Degree Date
2026
Degree
Doctor of Philosophy (PhD)
Department
Mathematics
Abstract
This work focuses on modeling the impact of stress on ovulatory dynamics. We develop a mathematical model of endocrine processes including gonadotropin-releasing hormone, kisspeptin signaling, and the ovulatory cycle. Integral to our model development, we define ovulatory criteria, conduct an extensive global sensitivity analysis, and fit parameters to clinical hormone data throughout the ovulatory cycle. We then incorporate four biological pathways through which stress may interact with the ovulatory cycle – increased aromatase activity, hyperinsulinemia, suppression of luteinizing hormone (LH), and the influence of cortisol on kisspeptin signaling.

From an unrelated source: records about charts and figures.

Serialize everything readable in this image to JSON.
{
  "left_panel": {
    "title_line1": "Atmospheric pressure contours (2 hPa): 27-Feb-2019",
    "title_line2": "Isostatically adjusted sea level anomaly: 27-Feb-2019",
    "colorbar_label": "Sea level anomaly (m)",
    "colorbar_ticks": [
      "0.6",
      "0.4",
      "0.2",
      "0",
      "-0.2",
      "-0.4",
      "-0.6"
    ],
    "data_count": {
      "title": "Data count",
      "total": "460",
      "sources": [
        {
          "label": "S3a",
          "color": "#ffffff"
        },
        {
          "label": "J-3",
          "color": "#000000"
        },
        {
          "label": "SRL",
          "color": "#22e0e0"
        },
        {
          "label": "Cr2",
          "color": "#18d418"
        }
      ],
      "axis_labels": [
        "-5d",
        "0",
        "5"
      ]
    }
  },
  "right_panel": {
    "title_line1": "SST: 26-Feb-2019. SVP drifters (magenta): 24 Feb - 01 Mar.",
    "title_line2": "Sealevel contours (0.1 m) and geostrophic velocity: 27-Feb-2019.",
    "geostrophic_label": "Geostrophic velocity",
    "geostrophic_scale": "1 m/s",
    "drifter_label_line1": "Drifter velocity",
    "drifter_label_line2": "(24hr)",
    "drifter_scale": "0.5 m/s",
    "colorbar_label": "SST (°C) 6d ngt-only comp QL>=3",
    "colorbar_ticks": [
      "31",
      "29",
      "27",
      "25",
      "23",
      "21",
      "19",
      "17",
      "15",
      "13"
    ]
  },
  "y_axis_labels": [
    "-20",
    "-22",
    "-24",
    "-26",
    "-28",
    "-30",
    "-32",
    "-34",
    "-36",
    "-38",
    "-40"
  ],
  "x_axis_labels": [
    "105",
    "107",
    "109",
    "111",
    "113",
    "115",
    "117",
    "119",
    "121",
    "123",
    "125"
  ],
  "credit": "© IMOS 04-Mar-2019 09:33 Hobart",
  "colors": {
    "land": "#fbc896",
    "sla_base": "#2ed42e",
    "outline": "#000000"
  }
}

High levels of simulated chronic stress cause significant disruption of the ovulatory cycle. Investigating the impact of acute stress, we find temporal dependence upon ovulatory phases: early-cycle acute stress results in early ovulation, while mid-cycle acute stress delays ovulation. Finally, we replicate and experimentally expand upon clinical studies which use kisspeptin to treat stress-induced ovulatory dysfunction. We find that kisspeptin treatments can stimulate the necessary LH surge. However, other clinical markers may indicate unsuccessful restoration of ovulation, prolonged doses yield reduced results, and dysfunction returns after the conclusion of the treatment period.
Citation
Williams, Savannah E. 2026. "Modeling 'Abnormal' Ovulatory Dynamics: Enzymes, Insulin, and the Impact of Stress." PhD Diss, Bryn Mawr College.